It’s funny how social media guidelines work. They are rather flexible for some (most notably public figures and politicians), and are extremely harsh on others (regular people, in other words). Social platforms like Facebook and Twitter have often been called out for censoring the voices of the masses, as they very easily delete posts and block accounts that, in their view, will make the higher-ups frown. But people too, are increasingly taking a stand against this partiality, and such is the nature of this article as well. Although, every once in a while, you do get the occasional nutcase, who goes on to file suits against such industry giants on grounds that are utterly false. Here we talk about a Florida man who has sued YouTube, FB, and Twitter, accusing them of violating the First Amendment under the United States Constitution, after they closed all his accounts.
CEOs To Be Sued Too
Holding a press conference at Bedminster, New Jersey, on Wednesday, the man announced that the lawsuits will also extend to Sundar Pichai, Mark Zuckerburg, and Jack Dorsey, CEOs of the respective firms. He was apparently kicked out of the platforms for making posts and statements deemed to have incited the US Capitol storming, and is also seeking to have Section 230 of the Communications Decency Act under the US Law, unconstitutional.

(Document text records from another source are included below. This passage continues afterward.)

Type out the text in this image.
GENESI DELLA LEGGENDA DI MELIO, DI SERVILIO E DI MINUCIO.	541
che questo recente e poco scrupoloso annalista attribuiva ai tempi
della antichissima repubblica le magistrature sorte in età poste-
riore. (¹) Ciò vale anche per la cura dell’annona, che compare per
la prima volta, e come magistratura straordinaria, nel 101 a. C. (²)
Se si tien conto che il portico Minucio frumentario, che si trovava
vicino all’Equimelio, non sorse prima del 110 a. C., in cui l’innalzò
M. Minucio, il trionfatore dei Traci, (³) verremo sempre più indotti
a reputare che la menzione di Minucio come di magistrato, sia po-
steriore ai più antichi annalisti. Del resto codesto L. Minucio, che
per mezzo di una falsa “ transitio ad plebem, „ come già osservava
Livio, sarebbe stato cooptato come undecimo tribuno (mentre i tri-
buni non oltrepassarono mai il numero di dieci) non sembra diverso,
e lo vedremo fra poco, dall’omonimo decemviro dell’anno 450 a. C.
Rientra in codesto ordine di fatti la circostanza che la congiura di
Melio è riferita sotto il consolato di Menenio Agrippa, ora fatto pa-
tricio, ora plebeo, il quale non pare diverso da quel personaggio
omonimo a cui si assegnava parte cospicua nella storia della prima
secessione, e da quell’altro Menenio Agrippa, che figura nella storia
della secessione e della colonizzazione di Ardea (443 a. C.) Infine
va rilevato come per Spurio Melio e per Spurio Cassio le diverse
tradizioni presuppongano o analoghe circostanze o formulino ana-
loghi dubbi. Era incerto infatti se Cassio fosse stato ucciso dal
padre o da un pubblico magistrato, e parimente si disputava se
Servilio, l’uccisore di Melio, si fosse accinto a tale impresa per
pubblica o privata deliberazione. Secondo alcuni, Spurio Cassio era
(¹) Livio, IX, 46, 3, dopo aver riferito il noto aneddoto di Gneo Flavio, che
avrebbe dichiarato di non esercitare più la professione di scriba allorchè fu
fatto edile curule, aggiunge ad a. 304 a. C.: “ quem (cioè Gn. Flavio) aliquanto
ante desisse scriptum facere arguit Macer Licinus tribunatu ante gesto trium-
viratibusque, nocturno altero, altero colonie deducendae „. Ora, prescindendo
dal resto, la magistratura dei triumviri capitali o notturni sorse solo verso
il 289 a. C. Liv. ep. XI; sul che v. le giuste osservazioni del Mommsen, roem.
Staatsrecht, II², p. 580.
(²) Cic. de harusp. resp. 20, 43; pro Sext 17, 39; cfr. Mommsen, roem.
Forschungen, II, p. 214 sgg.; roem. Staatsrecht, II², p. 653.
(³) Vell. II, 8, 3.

As soon as the man sued YouTube, FB, and Twitter, legal scholars dismissed his claims, through a single sentence. They said that the “First Amendment does not apply to non-governmental actors.” In other words, a case can’t be filed against private firms under the Amendment. Period. End of story.
Not a Private Company, But a Public Actor
However, it seems that the litigant is not going to step down so easily. It has come to light that his complaint against YouTube, FB, and Twitter holds the platform responsible for its huge stature in the ad business, which, in his words, “rises beyond that of a private company to that of a state actor.” The cases have been filed in Florida, under the recently passed social media law.
The companies have not yet replied, but are expected to demand the removal of the cases to California.
It might be worth noting that the plaintiff himself is an ex public servant, and has had his mental state questioned during the period when he served in the public office.